Back in Anglo-Saxon times Twiverton was known as Weir Town - no, not Weird Town - and its assets were sizeable enough to get it a mention in the Doomsday Book. A few centuries later it was known as 'Two-ford-town' (which is what 'Twiverton' originally meant). In 1876 it was officially re-named 'Twiverton-on-Avon', although the 'on-Avon' part is seldom heard. This change in title was not some
nouveau riche bid at latching on to a grander title. If this had been the case 'Twiverton-
upon-Avon' would have become the new name. 'Twiverton-on-Avon' was an act of desperation. It was a bid to stop letters being mistakenly sent to Tiverton in Devon - which is something which continues to this day. So send all those letters, parcels and postcards back to us, you pillaging piratical Tivertonians!
In 1792 Twiverton's home-based weavers were dealt a mortal blow when 'Blue Dye' Bamford and Cooke opened up a Worsted Spinning Mill by the river. ('Blue Dye' because of the blue stains that the mill's workers soon to be covered with). In 1839 a Twiverton heavy squad was dispatched across the river to support a 'votes for working-class men!' Chartist rally in Weston village. Even today the Ruling Classes still tremble at the mention of the
sans culottes of Twiverton! In the 1840s churches in neighbouring cities organised special collections to stop unemplyed Twivertoniand from starving. The railway that cut its way through Twiverton in 1840 gave London and Bristol-bound train passengers a heart-rending glimpse of just how bad things were here.
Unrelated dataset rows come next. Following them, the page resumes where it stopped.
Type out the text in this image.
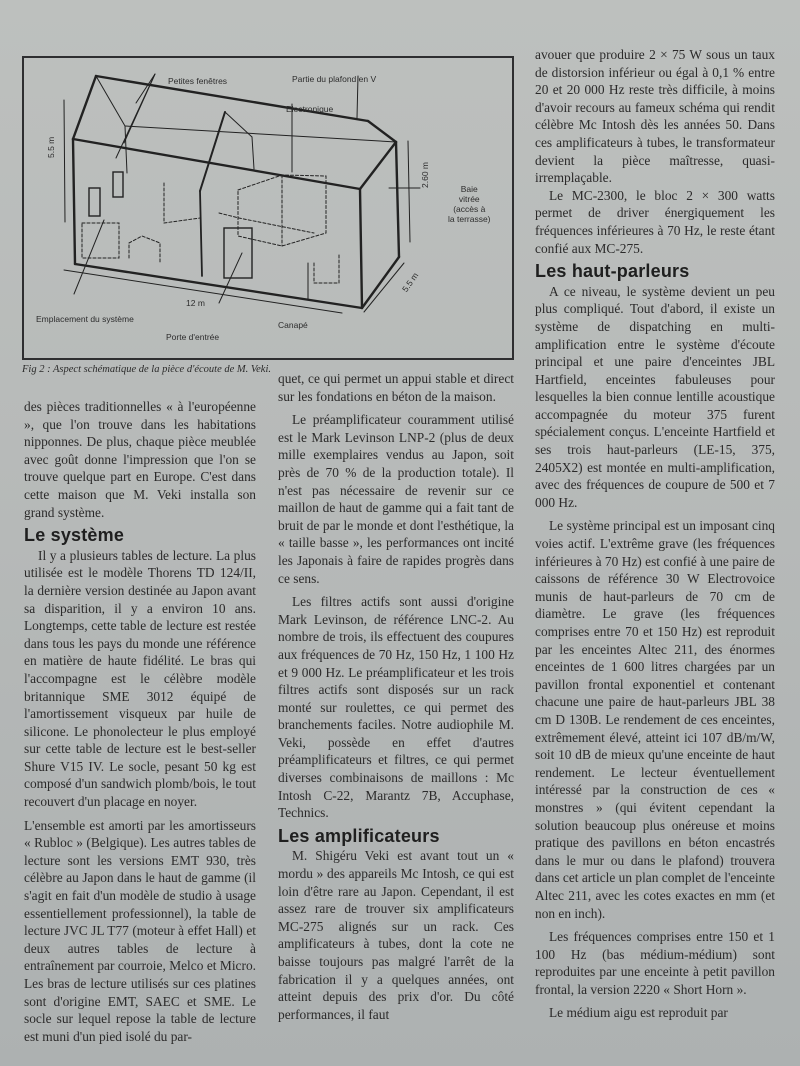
Petites fenêtres	Partie du plafond en V
Electronique
5.5 m
2.60 m
Baie
vitrée
(accès à
la terrasse)
12 m
5.5 m
Emplacement du système
Canapé
Porte d'entrée
Fig 2 : Aspect schématique de la pièce d'écoute de M. Veki.

des pièces traditionnelles « à l'européenne », que l'on trouve dans les habitations nipponnes. De plus, chaque pièce meublée avec goût donne l'impression que l'on se trouve quelque part en Europe. C'est dans cette maison que M. Veki installa son grand système.

Le système

Il y a plusieurs tables de lecture. La plus utilisée est le modèle Thorens TD 124/II, la dernière version destinée au Japon avant sa disparition, il y a environ 10 ans. Longtemps, cette table de lecture est restée dans tous les pays du monde une référence en matière de haute fidélité. Le bras qui l'accompagne est le célèbre modèle britannique SME 3012 équipé de l'amortissement visqueux par huile de silicone. Le phonolecteur le plus employé sur cette table de lecture est le best-seller Shure V15 IV. Le socle, pesant 50 kg est composé d'un sandwich plomb/bois, le tout recouvert d'un placage en noyer.

L'ensemble est amorti par les amortisseurs « Rubloc » (Belgique). Les autres tables de lecture sont les versions EMT 930, très célèbre au Japon dans le haut de gamme (il s'agit en fait d'un modèle de studio à usage essentiellement professionnel), la table de lecture JVC JL T77 (moteur à effet Hall) et deux autres tables de lecture à entraînement par courroie, Melco et Micro. Les bras de lecture utilisés sur ces platines sont d'origine EMT, SAEC et SME. Le socle sur lequel repose la table de lecture est muni d'un pied isolé du par-

quet, ce qui permet un appui stable et direct sur les fondations en béton de la maison.

Le préamplificateur couramment utilisé est le Mark Levinson LNP-2 (plus de deux mille exemplaires vendus au Japon, soit près de 70 % de la production totale). Il n'est pas nécessaire de revenir sur ce maillon de haut de gamme qui a fait tant de bruit de par le monde et dont l'esthétique, la « taille basse », les performances ont incité les Japonais à faire de rapides progrès dans ce sens.

Les filtres actifs sont aussi d'origine Mark Levinson, de référence LNC-2. Au nombre de trois, ils effectuent des coupures aux fréquences de 70 Hz, 150 Hz, 1 100 Hz et 9 000 Hz. Le préamplificateur et les trois filtres actifs sont disposés sur un rack monté sur roulettes, ce qui permet des branchements faciles. Notre audiophile M. Veki, possède en effet d'autres préamplificateurs et filtres, ce qui permet diverses combinaisons de maillons : Mc Intosh C-22, Marantz 7B, Accuphase, Technics.

Les amplificateurs

M. Shigéru Veki est avant tout un « mordu » des appareils Mc Intosh, ce qui est loin d'être rare au Japon. Cependant, il est assez rare de trouver six amplificateurs MC-275 alignés sur un rack. Ces amplificateurs à tubes, dont la cote ne baisse toujours pas malgré l'arrêt de la fabrication il y a quelques années, ont atteint depuis des prix d'or. Du côté performances, il faut

avouer que produire 2 × 75 W sous un taux de distorsion inférieur ou égal à 0,1 % entre 20 et 20 000 Hz reste très difficile, à moins d'avoir recours au fameux schéma qui rendit célèbre Mc Intosh dès les années 50. Dans ces amplificateurs à tubes, le transformateur devient la pièce maîtresse, quasi-irremplaçable.

Le MC-2300, le bloc 2 × 300 watts permet de driver énergiquement les fréquences inférieures à 70 Hz, le reste étant confié aux MC-275.

Les haut-parleurs

A ce niveau, le système devient un peu plus compliqué. Tout d'abord, il existe un système de dispatching en multi-amplification entre le système d'écoute principal et une paire d'enceintes JBL Hartfield, enceintes fabuleuses pour lesquelles la bien connue lentille acoustique accompagnée du moteur 375 furent spécialement conçus. L'enceinte Hartfield et ses trois haut-parleurs (LE-15, 375, 2405X2) est montée en multi-amplification, avec des fréquences de coupure de 500 et 7 000 Hz.

Le système principal est un imposant cinq voies actif. L'extrême grave (les fréquences inférieures à 70 Hz) est confié à une paire de caissons de référence 30 W Electrovoice munis de haut-parleurs de 70 cm de diamètre. Le grave (les fréquences comprises entre 70 et 150 Hz) est reproduit par les enceintes Altec 211, des énormes enceintes de 1 600 litres chargées par un pavillon frontal exponentiel et contenant chacune une paire de haut-parleurs JBL 38 cm D 130B. Le rendement de ces enceintes, extrêmement élevé, atteint ici 107 dB/m/W, soit 10 dB de mieux qu'une enceinte de haut rendement. Le lecteur éventuellement intéressé par la construction de ces « monstres » (qui évitent cependant la solution beaucoup plus onéreuse et moins pratique des pavillons en béton encastrés dans le mur ou dans le plafond) trouvera dans cet article un plan complet de l'enceinte Altec 211, avec les cotes exactes en mm (et non en inch).

Les fréquences comprises entre 150 et 1 100 Hz (bas médium-médium) sont reproduites par une enceinte à petit pavillon frontal, la version 2220 « Short Horn ».

Le médium aigu est reproduit par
Members of the upper middle-class in the nearby city of Bath used to purse their lips and adopt a sniffy tone of voice if the word 'Twiverton' ever came up in conversation. (Nowadays they ensure it never does). The book
Highways and Byways in Somerset was a favourite read in these circles. It was published in 1911 - three years before the start of World War and the Age Of Technological Genocide. The book has never been on sale in Twiverton. This is not simply because there has never been a bookshop in Twiverton. It is because the author, Mr Edward Hutton, comes out with the horrendous howler that "Twiverton is not to be altogether despised, for it is very old."
In 1805 Jane Austen reported going on a "pleasant walk" to Twiverton. Being "a good egg" (to use a favourite phrase of the old man) she does not mention despising anything.